By Riley Kaminer
The U.S. is on the road towards 500,000 vehicle chargers. And this road is paved with gold: the recently-passed bipartisan infrastructure law will provide $7.5 billion to make these charging stations go live.
One Miami Beach company continues to position itself at the forefront of the race to electrify and decarbonize the way we get around.
Publicly-traded EV charging company Blink Charging today announced that it has acquired SemaConnect, a leading provider of EV charging infrastructure.
The acquisition of SemaConnect will add 13,000 EV chargers to Blink’s existing network, on top of an additional 3,800 site host locations and more than 150,000 registered EV driver members.

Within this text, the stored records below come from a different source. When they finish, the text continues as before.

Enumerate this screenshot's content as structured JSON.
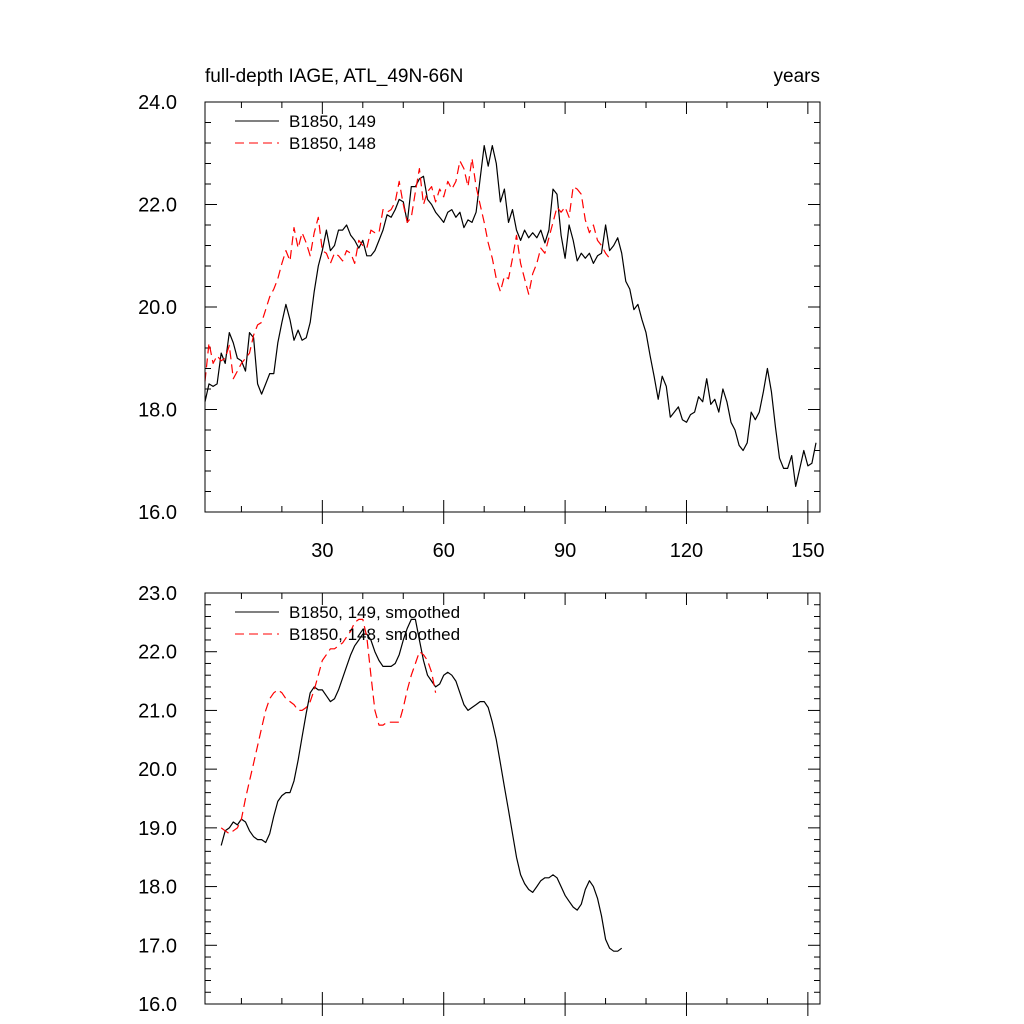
{
  "chart_data": [
    {
      "id": "top",
      "type": "line",
      "title": "full-depth IAGE, ATL_49N-66N",
      "units": "years",
      "xlim": [
        1,
        153
      ],
      "ylim": [
        16,
        24
      ],
      "x_ticks": [
        30,
        60,
        90,
        120,
        150
      ],
      "y_ticks": [
        16,
        18,
        20,
        22,
        24
      ],
      "y_tick_labels": [
        "16.0",
        "18.0",
        "20.0",
        "22.0",
        "24.0"
      ],
      "legend_position": "top-left",
      "series": [
        {
          "name": "B1850, 149",
          "color": "#000000",
          "dash": "solid",
          "x_start": 1,
          "values": [
            18.15,
            18.5,
            18.45,
            18.5,
            19.1,
            18.9,
            19.5,
            19.3,
            19.0,
            18.95,
            18.75,
            19.5,
            19.4,
            18.5,
            18.3,
            18.5,
            18.7,
            18.7,
            19.3,
            19.7,
            20.05,
            19.75,
            19.35,
            19.55,
            19.35,
            19.4,
            19.7,
            20.3,
            20.8,
            21.1,
            21.5,
            21.1,
            21.2,
            21.5,
            21.5,
            21.6,
            21.4,
            21.3,
            21.15,
            21.3,
            21.0,
            21.0,
            21.1,
            21.3,
            21.5,
            21.8,
            21.75,
            21.9,
            22.1,
            22.05,
            21.65,
            22.35,
            22.35,
            22.5,
            22.55,
            22.1,
            22.0,
            21.85,
            21.75,
            21.65,
            21.85,
            21.9,
            21.75,
            21.85,
            21.55,
            21.7,
            21.65,
            21.85,
            22.5,
            23.15,
            22.75,
            23.15,
            22.8,
            22.05,
            22.3,
            21.65,
            21.9,
            21.5,
            21.3,
            21.5,
            21.35,
            21.45,
            21.35,
            21.5,
            21.25,
            21.5,
            22.3,
            22.2,
            21.4,
            20.95,
            21.6,
            21.3,
            20.9,
            21.05,
            20.95,
            21.05,
            20.85,
            21.0,
            21.05,
            21.6,
            21.1,
            21.2,
            21.35,
            21.05,
            20.5,
            20.35,
            19.95,
            20.05,
            19.75,
            19.5,
            19.05,
            18.65,
            18.2,
            18.65,
            18.45,
            17.85,
            17.95,
            18.05,
            17.8,
            17.75,
            17.9,
            17.95,
            18.25,
            18.15,
            18.6,
            18.1,
            18.2,
            17.95,
            18.4,
            18.15,
            17.75,
            17.6,
            17.3,
            17.2,
            17.35,
            17.95,
            17.8,
            17.95,
            18.35,
            18.8,
            18.35,
            17.65,
            17.05,
            16.85,
            16.85,
            17.1,
            16.5,
            16.85,
            17.2,
            16.9,
            16.95,
            17.35
          ]
        },
        {
          "name": "B1850, 148",
          "color": "#ff0000",
          "dash": "dashed",
          "x_start": 1,
          "values": [
            18.55,
            19.3,
            18.9,
            19.05,
            18.95,
            19.0,
            19.25,
            18.6,
            18.75,
            18.9,
            19.0,
            19.1,
            19.45,
            19.65,
            19.7,
            19.95,
            20.2,
            20.35,
            20.55,
            20.85,
            21.1,
            20.9,
            21.55,
            21.15,
            21.45,
            21.25,
            21.0,
            21.45,
            21.75,
            21.1,
            21.05,
            20.85,
            21.05,
            21.0,
            20.9,
            21.1,
            21.05,
            20.85,
            21.3,
            21.2,
            21.15,
            21.5,
            21.45,
            21.45,
            21.9,
            21.85,
            21.9,
            22.05,
            22.45,
            22.0,
            21.65,
            21.75,
            22.25,
            22.7,
            22.0,
            22.25,
            22.35,
            22.05,
            22.3,
            22.15,
            22.45,
            22.3,
            22.45,
            22.85,
            22.7,
            22.35,
            22.9,
            22.35,
            22.0,
            21.65,
            21.25,
            20.95,
            20.55,
            20.3,
            20.6,
            20.55,
            20.95,
            21.4,
            20.85,
            20.55,
            20.25,
            20.65,
            20.85,
            21.15,
            21.05,
            21.35,
            21.65,
            21.95,
            21.85,
            21.95,
            21.75,
            22.35,
            22.3,
            22.2,
            21.7,
            21.45,
            21.6,
            21.3,
            21.2,
            21.05,
            20.95
          ]
        }
      ]
    },
    {
      "id": "bottom",
      "type": "line",
      "title": "",
      "xlim": [
        1,
        153
      ],
      "ylim": [
        16,
        23
      ],
      "x_ticks": [
        30,
        60,
        90,
        120,
        150
      ],
      "y_ticks": [
        16,
        17,
        18,
        19,
        20,
        21,
        22,
        23
      ],
      "y_tick_labels": [
        "16.0",
        "17.0",
        "18.0",
        "19.0",
        "20.0",
        "21.0",
        "22.0",
        "23.0"
      ],
      "legend_position": "top-left",
      "series": [
        {
          "name": "B1850, 149, smoothed",
          "color": "#000000",
          "dash": "solid",
          "x_start": 5,
          "values": [
            18.7,
            18.95,
            19.0,
            19.1,
            19.05,
            19.15,
            19.1,
            18.95,
            18.85,
            18.8,
            18.8,
            18.75,
            18.9,
            19.2,
            19.45,
            19.55,
            19.6,
            19.6,
            19.8,
            20.15,
            20.55,
            20.95,
            21.3,
            21.4,
            21.35,
            21.35,
            21.25,
            21.15,
            21.2,
            21.35,
            21.55,
            21.75,
            21.95,
            22.1,
            22.2,
            22.3,
            22.3,
            22.2,
            22.0,
            21.85,
            21.75,
            21.75,
            21.75,
            21.8,
            21.95,
            22.2,
            22.4,
            22.55,
            22.55,
            22.2,
            21.85,
            21.6,
            21.5,
            21.4,
            21.45,
            21.6,
            21.65,
            21.6,
            21.5,
            21.3,
            21.1,
            21.0,
            21.05,
            21.1,
            21.15,
            21.15,
            21.05,
            20.8,
            20.5,
            20.1,
            19.7,
            19.3,
            18.9,
            18.5,
            18.2,
            18.05,
            17.95,
            17.9,
            18.0,
            18.1,
            18.15,
            18.15,
            18.2,
            18.15,
            18.0,
            17.85,
            17.75,
            17.65,
            17.6,
            17.7,
            17.95,
            18.1,
            18.0,
            17.8,
            17.5,
            17.1,
            16.95,
            16.9,
            16.9,
            16.95
          ]
        },
        {
          "name": "B1850, 148, smoothed",
          "color": "#ff0000",
          "dash": "dashed",
          "x_start": 5,
          "values": [
            19.0,
            18.95,
            18.9,
            18.95,
            19.0,
            19.15,
            19.5,
            19.8,
            20.1,
            20.4,
            20.7,
            21.0,
            21.2,
            21.3,
            21.35,
            21.3,
            21.2,
            21.15,
            21.1,
            21.0,
            21.0,
            21.05,
            21.15,
            21.35,
            21.6,
            21.85,
            21.95,
            22.05,
            22.05,
            22.1,
            22.15,
            22.25,
            22.35,
            22.5,
            22.55,
            22.55,
            22.25,
            21.6,
            21.0,
            20.75,
            20.75,
            20.8,
            20.8,
            20.8,
            20.8,
            21.05,
            21.35,
            21.6,
            21.8,
            22.0,
            21.95,
            21.85,
            21.65,
            21.3
          ]
        }
      ]
    }
  ]
}
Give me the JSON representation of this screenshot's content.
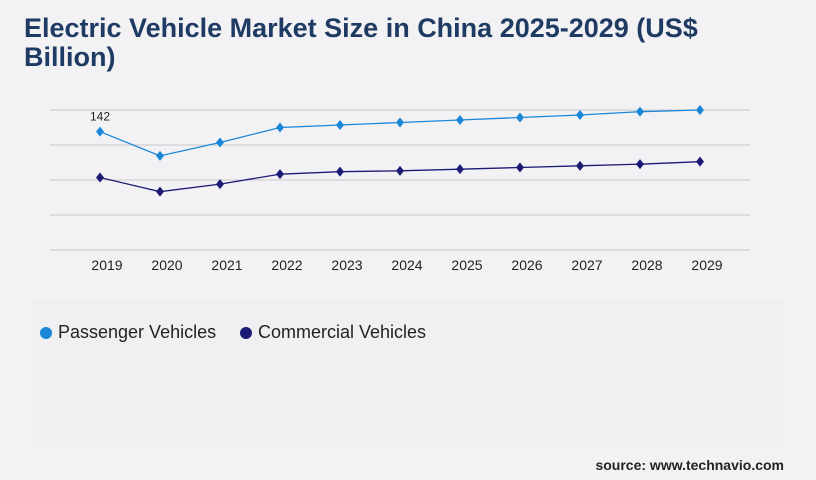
{
  "title": "Electric Vehicle Market Size in China 2025-2029 (US$ Billion)",
  "source": "source: www.technavio.com",
  "chart_data": {
    "type": "line",
    "title": "Electric Vehicle Market Size in China 2025-2029 (US$ Billion)",
    "categories": [
      "2019",
      "2020",
      "2021",
      "2022",
      "2023",
      "2024",
      "2025",
      "2026",
      "2027",
      "2028",
      "2029"
    ],
    "ylim": [
      0,
      168
    ],
    "grid": true,
    "legend": "bottom-left",
    "series": [
      {
        "name": "Passenger Vehicles",
        "color": "#1a86d8",
        "values": [
          142,
          113,
          129,
          147,
          150,
          153,
          156,
          159,
          162,
          166,
          168
        ]
      },
      {
        "name": "Commercial Vehicles",
        "color": "#1b1a75",
        "values": [
          87,
          70,
          79,
          91,
          94,
          95,
          97,
          99,
          101,
          103,
          106
        ]
      }
    ],
    "annotations": [
      {
        "label": "142",
        "series": 0,
        "index": 0
      }
    ]
  }
}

“This is a transformative acquisition for the EV charging industry and for Blink,” Michael D. Farkas, founder and CEO of Blink Charging, said in a statement. “SemaConnect is an established and well-known EV charging company with a proven track record of success, strong relationships with its site host partners in both the public and private sectors, and best-in-class technical capabilities.”
With this acquisition, Blink Charging asserts that they will be the only EV charging company to offer complete vertical integration, including supply chain, engineering and in-house manufacturing capabilities.
This vertical integration is particularly important because of the Biden Administration’s “Buy American” initiatives, which require federal agencies to procure domestic materials and products. SemaConnect’s Maryland-based manufacturing facility brings Blink in compliance with the Buy American framework.
“SemaConnect has a robust hardware product line-up which complements Blink’s extensive software product offerings,” commented Farkas. “This includes our multi-language and multi-currency network, allowing Blink to have an EV charging station for any location across more than 20 countries and expanding.”
“In addition, we are particularly excited about the DCFC charger being developed by SemaConnect,” Farkas continued. This new technology will enable Blink to charge its customers’ vehicles more quickly. “These efforts allow Blink to significantly accelerate our DCFC speed to market while drastically reducing our R&D costs.”
Blink Charging’s engineering team will nearly double with this acquisition. The joint team will keep itself busy transitioning SemaConnect’s chargers to Blink’s network. That will enable Blink to rapidly expand to some of the most important – and sometimes most difficult to penetrate – EV markets, such as California.
Mahi Reddy, SemaConnect’s founder and CEO, drew parallels between the companies, including that they have been in the EV industry since its early days (Blink was founded in 1998, SemaConnect in 2008).
“We are excited to join Blink as we charge ahead in transforming the EV charging industry with flexible, reliable, and innovative solutions for customers around the globe,” said Reddy, who will join Blink’s Board of Directors.
This transaction comes on the heels of two other recent acquisitions from Blink Charging: EB Charging and Blue Corner in Europe.
“People used to throw me out of their offices and now they welcome me,” Farkas told Refresh Miami in March, underscoring the change in perception about electric vehicle charging. “People used to ask me if I was a crackpot, and now they think I’m a prophet.”